I see no reason that my generation should feel any obligation to break ourselves supporting their retirements, I see absolutely no reason why my children (5, 8 and 10) should be saddled with the huge amount of debt that they've already accrued and the tens of trillions more that are going to be added to it over the next 2-3 decades if this status quo somehow remains.

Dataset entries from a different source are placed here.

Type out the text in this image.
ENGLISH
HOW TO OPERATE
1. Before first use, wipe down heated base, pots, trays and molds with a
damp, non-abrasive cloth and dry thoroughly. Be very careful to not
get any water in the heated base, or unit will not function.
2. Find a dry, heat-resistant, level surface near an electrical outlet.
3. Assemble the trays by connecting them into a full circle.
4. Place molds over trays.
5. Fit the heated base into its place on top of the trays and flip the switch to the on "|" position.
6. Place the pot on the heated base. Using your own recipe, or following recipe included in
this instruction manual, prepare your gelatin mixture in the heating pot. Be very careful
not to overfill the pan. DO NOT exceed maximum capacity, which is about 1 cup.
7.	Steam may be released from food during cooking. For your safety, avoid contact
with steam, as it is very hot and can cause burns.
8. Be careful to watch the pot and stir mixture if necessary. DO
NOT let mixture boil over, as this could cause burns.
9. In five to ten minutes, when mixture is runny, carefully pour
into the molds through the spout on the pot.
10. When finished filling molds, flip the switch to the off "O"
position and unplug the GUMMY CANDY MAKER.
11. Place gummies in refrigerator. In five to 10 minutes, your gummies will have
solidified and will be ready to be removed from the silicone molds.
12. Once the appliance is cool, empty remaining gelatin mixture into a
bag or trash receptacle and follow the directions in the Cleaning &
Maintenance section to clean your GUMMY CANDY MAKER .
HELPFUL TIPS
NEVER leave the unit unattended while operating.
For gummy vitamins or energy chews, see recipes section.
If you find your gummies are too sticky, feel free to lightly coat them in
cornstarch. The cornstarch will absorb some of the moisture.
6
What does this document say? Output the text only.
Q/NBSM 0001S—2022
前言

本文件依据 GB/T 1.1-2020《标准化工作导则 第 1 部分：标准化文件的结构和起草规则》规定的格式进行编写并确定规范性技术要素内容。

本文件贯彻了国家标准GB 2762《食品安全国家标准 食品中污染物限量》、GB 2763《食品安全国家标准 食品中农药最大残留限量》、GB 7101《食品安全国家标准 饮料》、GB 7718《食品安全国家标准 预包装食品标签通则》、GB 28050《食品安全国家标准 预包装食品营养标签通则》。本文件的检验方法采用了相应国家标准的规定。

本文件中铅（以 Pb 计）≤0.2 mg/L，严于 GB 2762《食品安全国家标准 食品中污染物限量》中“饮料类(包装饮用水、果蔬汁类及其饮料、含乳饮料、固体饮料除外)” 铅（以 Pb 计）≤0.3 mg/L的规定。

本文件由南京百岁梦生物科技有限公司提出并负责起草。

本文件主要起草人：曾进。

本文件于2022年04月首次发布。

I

This system, our system, teeters on the edge of an abyss. Just a few short years ago this edge was estimated to be sometime in the 2020's. If you've been paying attention to the astronomical deficits we've run up over the last 6 years or so you know that we've brought this quite a bit closer.

What the ultimate solution is going to be, I don't know. But IMO that is going to include ten's of trillions of fake dollars that they've printed up coming home to roost. By any historical standard this should be causing double digit inflation, yearly. It's coming...

Indy, LPN, LVN

1,444 Posts

Specializes in ICU, telemetry, LTAC.

Well then, us 30somethings should definitely be voting... however, our generation is very much outnumbered by the baby boomers. They're going to be in LTC with a nursing shortage... they're going to be taken care of by overworked, understaffed nurses who can't afford their own insurance, let alone anything resembling retirement.